Mais cette capitulation ne se fait pas sans résistances. Non seulement à travers la lutte de la classe ouvrière et des couches populaires condamnées à la faim, mais aussi par des forces militantes impliquées dans un processus de réorganisation de la gauche révolutionnaire. C’est dans ce cadre que la lettre de Jorge Zabalza (voir encadré), signée par des dizaines de camarades (dont beaucoup n’ont jamais été membres du MLN ni n’ont pas fait partie de sa périphérie) acquiert l’importance d’un témoignage politique et éthique fondamental. Pour ces militants porteurs de la tradition tupamara, cette lettre a non seulement un caractère de dénonciation, mais elle est aussi la revendication d’un combat et d’une proposition. La proposition que Raúl Sendic a présentée, peu après sa sortie de prison, comme un programme anti-néolibéral et anti-impérialiste, celle d’un Frente Grande (Grand Front) : augmentation des salaires et des retraites ; remettre entre les mains des travailleurs les entreprises ayant des dettes auprès de la banque ; réforme agraire ; non-paiement de la dette extérieure ; étatisation du système bancaire et une politique indépendante du capitalisme international et du FMI [11].

Notes

[1Le MPP est le groupe politico-électoral constitué par le Mouvement de Libération Nationale, Tupamaros, et ses alliés. Lors de élections nationales du 31 octobre 2004, il a obtenu plus de 320 000 voix, soit 29 % des voix de l’Encuentro Progresista – Frente Amplio.

[2Lors des dernières élections, la coalition s’est présentée sous la dénomination Encuentro Progresista – Frente Amplio – Nueva Mayoría (EP–FA–NM) expression de l’éventail politique d’alliances de centre gauche. Il existe actuellement une proposition qui va dans le sens d’intégrer toutes les composantes dans une même direction. Quelques organisations politiques et des Comités de base du Frente Amplio s’y opposent car ils y voient une « perte de l’identité frenteamplista du Frente Amplio ».

[3Au niveau municipal, le MPP compte 52 conseillers dans tout le pays.

[4Le MPP dispose de 6 sénateurs sur un total de 31 et de 18 députés sur 99.

[5Au moment de sa fondation, le MPP avait toutes les caractéristiques de regroupement de la gauche révolutionnaire et, en plus du MLN, en faisaient partie le Partido por la Victoria del Pueblo (PVP), le Partido Socialista de los trabajadores (PST) et le Movimiento Revolucionario Oriental (MRO).

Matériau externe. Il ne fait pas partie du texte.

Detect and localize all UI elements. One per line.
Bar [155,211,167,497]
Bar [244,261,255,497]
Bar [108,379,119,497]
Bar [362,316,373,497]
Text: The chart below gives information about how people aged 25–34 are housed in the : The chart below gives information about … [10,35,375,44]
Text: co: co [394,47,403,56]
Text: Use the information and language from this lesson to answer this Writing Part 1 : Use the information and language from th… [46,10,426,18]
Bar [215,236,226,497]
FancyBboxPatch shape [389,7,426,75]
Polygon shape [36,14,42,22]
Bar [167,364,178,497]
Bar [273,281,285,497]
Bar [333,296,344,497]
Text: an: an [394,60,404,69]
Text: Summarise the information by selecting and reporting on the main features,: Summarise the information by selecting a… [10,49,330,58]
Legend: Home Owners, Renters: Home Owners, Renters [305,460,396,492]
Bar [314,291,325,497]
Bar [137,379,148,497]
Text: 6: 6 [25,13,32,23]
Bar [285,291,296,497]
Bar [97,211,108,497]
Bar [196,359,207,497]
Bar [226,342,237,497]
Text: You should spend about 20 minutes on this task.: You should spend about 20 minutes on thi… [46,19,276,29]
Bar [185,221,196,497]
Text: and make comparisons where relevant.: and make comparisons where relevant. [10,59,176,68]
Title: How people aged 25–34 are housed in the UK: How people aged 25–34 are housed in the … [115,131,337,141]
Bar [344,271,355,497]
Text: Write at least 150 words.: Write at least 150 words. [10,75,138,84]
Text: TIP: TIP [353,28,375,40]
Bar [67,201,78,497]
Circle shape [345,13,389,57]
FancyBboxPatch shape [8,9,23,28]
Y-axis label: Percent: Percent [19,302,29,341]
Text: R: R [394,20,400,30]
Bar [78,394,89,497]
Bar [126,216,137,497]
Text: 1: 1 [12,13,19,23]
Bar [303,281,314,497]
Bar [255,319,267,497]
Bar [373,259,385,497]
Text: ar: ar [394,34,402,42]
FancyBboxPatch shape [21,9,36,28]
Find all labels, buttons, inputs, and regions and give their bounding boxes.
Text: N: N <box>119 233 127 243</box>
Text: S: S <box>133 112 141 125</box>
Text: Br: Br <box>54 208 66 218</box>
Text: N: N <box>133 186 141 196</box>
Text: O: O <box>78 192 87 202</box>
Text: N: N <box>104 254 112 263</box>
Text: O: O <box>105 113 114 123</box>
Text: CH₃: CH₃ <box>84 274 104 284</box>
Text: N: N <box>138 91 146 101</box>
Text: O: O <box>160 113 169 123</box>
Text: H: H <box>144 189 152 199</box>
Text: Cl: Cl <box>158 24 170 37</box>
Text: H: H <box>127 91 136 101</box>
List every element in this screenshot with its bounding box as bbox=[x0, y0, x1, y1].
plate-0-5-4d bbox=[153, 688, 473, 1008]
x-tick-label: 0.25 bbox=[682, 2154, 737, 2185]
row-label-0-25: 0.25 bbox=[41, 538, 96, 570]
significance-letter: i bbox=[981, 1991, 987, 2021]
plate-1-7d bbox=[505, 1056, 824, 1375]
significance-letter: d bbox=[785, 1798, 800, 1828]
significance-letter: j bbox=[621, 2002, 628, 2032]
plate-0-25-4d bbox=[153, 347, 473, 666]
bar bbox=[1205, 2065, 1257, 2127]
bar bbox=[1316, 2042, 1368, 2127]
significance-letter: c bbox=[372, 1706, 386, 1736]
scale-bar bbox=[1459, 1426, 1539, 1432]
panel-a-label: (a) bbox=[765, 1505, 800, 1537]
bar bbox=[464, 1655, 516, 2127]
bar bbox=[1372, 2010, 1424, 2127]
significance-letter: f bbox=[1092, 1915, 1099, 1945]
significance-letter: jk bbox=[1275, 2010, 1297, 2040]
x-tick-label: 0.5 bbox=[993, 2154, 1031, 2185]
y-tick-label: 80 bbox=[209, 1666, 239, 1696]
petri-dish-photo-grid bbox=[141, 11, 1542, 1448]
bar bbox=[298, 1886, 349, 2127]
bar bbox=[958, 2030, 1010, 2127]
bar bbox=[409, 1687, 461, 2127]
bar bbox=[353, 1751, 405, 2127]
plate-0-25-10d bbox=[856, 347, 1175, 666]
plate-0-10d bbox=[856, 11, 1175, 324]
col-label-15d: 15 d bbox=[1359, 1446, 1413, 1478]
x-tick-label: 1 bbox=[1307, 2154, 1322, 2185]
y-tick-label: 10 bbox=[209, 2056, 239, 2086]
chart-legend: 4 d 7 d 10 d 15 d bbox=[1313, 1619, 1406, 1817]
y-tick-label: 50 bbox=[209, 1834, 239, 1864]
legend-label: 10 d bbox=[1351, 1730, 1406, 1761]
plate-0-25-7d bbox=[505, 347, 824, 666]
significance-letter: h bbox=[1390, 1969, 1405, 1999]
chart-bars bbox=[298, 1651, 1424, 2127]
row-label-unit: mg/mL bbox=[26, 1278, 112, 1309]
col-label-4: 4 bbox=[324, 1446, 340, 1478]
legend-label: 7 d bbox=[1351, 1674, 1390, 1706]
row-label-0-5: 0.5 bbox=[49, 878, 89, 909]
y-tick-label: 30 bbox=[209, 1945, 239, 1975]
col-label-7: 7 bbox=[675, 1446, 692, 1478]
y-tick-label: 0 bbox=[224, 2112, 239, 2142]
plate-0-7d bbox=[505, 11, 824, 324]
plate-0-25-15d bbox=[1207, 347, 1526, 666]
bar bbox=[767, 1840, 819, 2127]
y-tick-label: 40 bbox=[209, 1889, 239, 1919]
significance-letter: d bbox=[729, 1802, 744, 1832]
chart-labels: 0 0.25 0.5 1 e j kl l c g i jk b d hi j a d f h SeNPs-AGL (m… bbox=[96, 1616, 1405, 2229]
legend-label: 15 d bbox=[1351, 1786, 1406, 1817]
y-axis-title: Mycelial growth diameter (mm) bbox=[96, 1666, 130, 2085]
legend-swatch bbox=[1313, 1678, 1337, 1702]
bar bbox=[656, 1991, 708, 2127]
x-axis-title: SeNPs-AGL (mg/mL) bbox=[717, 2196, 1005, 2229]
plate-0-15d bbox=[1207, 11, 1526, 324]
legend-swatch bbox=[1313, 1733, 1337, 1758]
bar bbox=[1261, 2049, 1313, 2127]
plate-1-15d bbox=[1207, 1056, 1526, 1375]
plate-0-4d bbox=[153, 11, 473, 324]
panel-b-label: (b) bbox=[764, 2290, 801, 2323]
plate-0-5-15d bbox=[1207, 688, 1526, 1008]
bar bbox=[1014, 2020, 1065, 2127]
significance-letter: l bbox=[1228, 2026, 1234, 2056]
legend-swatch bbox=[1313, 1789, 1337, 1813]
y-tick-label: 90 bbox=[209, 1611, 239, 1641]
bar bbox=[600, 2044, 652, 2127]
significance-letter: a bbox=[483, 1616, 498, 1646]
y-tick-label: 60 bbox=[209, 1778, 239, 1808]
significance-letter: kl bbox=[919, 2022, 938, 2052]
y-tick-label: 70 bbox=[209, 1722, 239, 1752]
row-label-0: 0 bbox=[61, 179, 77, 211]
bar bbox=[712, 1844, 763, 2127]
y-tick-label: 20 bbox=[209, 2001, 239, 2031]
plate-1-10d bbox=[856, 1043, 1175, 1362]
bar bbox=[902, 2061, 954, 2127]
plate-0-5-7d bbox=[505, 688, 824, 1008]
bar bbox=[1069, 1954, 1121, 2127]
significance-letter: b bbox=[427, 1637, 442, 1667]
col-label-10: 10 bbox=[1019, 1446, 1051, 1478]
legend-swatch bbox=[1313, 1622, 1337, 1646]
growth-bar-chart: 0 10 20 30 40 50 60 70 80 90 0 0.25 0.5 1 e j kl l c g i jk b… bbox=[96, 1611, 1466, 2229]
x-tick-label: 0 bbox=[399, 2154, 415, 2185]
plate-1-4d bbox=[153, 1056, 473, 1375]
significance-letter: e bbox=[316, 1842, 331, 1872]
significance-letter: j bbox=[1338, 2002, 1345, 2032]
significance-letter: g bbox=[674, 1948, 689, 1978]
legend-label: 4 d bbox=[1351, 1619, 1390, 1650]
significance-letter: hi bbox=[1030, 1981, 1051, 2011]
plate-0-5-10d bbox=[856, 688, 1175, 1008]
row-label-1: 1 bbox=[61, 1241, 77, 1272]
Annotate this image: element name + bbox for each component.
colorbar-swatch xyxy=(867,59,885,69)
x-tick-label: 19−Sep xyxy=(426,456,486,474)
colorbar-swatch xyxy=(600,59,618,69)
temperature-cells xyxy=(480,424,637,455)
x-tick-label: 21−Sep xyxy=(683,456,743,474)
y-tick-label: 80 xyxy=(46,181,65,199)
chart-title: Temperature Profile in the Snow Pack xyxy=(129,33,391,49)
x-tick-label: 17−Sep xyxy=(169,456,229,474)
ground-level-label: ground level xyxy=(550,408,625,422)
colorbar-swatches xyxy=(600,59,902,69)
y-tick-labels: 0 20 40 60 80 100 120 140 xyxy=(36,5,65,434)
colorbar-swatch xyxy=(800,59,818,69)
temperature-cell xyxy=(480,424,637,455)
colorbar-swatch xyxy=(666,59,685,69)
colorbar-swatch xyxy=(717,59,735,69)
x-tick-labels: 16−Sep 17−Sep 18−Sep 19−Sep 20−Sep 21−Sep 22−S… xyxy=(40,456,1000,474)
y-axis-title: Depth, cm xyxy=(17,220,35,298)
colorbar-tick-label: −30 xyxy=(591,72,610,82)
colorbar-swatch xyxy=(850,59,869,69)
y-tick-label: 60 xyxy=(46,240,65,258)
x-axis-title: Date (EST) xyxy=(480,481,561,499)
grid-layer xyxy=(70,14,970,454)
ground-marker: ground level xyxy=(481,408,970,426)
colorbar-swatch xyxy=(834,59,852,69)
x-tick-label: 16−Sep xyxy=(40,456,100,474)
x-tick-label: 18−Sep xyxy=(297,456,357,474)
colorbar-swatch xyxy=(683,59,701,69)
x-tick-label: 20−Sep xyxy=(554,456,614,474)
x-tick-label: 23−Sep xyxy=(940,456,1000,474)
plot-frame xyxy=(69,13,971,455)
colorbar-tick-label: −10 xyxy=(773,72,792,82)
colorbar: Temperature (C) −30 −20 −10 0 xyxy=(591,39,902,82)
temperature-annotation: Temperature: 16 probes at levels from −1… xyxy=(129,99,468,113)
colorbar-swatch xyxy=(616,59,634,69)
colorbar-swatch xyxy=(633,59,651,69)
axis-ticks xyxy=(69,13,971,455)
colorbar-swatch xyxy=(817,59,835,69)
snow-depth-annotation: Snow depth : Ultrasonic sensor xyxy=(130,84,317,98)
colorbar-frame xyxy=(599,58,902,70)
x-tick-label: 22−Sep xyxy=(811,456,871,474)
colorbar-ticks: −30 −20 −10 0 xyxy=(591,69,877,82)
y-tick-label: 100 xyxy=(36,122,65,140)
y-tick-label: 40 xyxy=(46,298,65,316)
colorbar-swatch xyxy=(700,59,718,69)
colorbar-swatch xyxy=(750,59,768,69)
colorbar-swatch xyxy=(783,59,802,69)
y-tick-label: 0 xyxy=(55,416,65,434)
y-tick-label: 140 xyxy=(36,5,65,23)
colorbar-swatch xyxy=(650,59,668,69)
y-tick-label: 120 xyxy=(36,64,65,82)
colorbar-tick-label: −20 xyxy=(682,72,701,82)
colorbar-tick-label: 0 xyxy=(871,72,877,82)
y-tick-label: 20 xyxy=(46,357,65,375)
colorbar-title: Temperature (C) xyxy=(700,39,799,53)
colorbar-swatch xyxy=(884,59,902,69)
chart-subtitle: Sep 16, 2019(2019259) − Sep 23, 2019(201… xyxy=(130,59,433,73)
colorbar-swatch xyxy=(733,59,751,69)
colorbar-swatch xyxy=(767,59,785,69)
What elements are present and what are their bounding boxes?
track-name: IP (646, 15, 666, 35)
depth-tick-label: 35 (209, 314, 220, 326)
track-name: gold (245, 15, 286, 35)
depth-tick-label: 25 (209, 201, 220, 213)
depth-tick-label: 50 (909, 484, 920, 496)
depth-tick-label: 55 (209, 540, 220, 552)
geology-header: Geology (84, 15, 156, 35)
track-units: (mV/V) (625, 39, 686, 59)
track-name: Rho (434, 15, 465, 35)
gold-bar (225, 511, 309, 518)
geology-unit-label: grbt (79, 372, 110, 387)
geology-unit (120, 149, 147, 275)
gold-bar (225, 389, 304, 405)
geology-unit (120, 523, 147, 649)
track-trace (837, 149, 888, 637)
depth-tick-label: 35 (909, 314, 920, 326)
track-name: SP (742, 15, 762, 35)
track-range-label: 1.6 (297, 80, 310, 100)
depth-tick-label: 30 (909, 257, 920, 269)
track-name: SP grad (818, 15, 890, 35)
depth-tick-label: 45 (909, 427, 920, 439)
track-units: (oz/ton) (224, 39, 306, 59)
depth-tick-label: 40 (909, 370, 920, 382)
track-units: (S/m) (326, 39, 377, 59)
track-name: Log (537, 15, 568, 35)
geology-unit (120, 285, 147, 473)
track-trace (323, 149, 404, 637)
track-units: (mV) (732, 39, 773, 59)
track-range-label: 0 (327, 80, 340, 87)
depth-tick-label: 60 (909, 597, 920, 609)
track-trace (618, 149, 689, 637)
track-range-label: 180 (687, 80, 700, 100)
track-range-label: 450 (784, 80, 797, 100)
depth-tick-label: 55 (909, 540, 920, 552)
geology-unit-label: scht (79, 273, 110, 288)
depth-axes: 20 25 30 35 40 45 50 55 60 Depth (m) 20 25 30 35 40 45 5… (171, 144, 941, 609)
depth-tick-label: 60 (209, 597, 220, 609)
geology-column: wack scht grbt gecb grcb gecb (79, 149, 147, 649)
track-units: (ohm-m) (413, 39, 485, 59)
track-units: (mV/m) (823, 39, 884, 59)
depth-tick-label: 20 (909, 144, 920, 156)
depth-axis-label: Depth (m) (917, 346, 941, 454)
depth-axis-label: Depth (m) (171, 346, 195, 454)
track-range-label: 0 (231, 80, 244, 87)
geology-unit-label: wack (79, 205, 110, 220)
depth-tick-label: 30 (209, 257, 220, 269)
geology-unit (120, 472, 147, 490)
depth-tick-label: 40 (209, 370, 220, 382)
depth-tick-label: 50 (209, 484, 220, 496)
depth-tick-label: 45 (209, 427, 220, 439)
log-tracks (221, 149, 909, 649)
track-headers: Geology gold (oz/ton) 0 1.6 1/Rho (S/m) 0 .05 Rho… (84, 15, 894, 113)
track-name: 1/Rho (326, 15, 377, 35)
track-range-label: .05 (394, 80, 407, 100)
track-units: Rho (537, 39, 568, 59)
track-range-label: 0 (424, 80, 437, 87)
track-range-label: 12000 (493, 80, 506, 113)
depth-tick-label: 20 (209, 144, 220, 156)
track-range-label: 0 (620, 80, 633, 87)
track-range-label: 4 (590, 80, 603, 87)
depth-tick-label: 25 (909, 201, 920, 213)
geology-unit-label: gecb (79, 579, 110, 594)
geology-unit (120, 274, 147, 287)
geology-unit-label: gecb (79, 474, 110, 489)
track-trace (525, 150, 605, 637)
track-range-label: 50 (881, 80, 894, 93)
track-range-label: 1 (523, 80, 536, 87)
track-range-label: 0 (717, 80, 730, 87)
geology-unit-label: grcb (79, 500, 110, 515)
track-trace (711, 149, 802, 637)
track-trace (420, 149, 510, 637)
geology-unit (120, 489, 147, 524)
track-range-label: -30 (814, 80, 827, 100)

[6Entretien sur Folha de Sao Paulo, 30.10.99.

[7Nouvelles Majorités : un projet stratégique national. VIe Congrès du MPP, 2004.

[8Déclarations à l’hebdomadaire Brecha, 08.07.2005.

[9Entretien publié dans l’hebdomadaire Búsqueda, 09.06.2005.

[10Entretien publié dans Brecha, 14.10.2005.

[11Discours au Parque Franzini, premier meeting public du MLN, 19.12.87.